Yes, I talked about the heart monitor beside him.
Last night I had sex and she said, "Stop talking about s***, OMG!" and I made her scream so loud she said, "Her balls hurt!"
Anyone want to join us? :DDD Talk to anyone on the chat :)
If you don't have big Nyash,
Lower your voice while talking to me, you Mau Mau warrior. 😂😂😂
Guy and Girl are in the shower talking to each other.
Guy: Let's drop the soap.
Girl: Let's do it!
Why does nobody talk to the letter G?
Because it's always in the middle of awkward!
Knock, knock.
Who's there?
Utah.
Utah who?
You're talking to me.
A blind kid was talking to me because he was getting bullied...
I told him, "Just tell them what you see!"
Everybody is talking about Trump having leaks in his office.
I don't see what the problem is. He should just use a better fitting diaper next time.

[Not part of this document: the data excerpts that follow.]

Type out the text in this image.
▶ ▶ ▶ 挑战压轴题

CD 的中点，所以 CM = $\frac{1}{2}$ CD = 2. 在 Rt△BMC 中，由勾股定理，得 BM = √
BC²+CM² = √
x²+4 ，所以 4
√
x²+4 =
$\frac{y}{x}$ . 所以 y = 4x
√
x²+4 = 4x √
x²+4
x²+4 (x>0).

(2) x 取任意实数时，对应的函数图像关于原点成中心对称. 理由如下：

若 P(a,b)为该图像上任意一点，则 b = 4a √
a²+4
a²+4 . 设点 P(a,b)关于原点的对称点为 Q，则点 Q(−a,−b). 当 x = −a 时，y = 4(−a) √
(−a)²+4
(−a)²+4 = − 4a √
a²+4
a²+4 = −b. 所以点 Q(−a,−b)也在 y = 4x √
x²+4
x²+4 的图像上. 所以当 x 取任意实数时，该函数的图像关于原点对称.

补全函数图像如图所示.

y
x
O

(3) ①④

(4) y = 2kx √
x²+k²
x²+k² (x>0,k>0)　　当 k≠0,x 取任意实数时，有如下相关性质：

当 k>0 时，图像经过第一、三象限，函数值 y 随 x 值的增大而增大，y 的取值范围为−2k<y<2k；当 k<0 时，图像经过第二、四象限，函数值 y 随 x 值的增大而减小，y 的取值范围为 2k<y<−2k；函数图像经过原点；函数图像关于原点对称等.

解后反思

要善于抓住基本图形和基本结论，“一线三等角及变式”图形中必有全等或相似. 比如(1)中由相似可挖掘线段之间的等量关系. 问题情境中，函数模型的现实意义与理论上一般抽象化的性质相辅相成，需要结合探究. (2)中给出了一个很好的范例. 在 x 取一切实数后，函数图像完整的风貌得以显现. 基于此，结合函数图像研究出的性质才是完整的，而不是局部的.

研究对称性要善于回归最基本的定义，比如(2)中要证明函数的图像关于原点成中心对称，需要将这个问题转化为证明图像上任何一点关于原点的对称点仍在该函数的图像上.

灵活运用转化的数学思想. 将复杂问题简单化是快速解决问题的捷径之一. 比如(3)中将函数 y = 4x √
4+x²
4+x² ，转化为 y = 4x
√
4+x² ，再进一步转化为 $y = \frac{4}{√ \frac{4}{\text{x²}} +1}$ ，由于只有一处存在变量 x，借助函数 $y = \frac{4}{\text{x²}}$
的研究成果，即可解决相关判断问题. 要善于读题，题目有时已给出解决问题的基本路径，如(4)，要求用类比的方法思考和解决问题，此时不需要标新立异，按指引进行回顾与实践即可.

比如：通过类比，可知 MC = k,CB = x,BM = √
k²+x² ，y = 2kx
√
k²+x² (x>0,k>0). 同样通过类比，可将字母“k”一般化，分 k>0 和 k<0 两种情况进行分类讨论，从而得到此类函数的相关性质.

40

Little Timmy is hanging out with Rapunzel, and he mentions Hugo and a few other characters from Varian And The Seven Kingdoms, and she responds with, “Who the frick are you talking about? Since I don’t know them, I got a surprise for you!” She wraps him up in Christmas wrapping paper labeled "For Eugene."
A young boy was talking to his friend about his family: " My great-grandfather fought against Napoleon, my grandfather fought against the English, my father fought against the Americans and my uncle against the Argentinians." The friend replied: " It seems that your family can't get along with anybody!"
A young boy was talking to his friend about his family:
"My great-grandfather fought against Napoleon, my grandfather fought against the English, my father fought against the Americans, and my uncle against the Argentinians."
The friend replied: "It seems that your family can't get along with anybody!"
Mom: ON THE PHONE WITH CHILD- Honey, is Dad late to pick you up again?
Child: No, Mum. Dad is here, but he is talking about me to Mrs. Lili, the math teacher.
Mom: Can you hear them?
Child: I think... they are watching a good movie.
Mom: Why do you think that?
Child: Because I keep hearing this *HOLDS ONTO PHONE* and clap, clap, clap.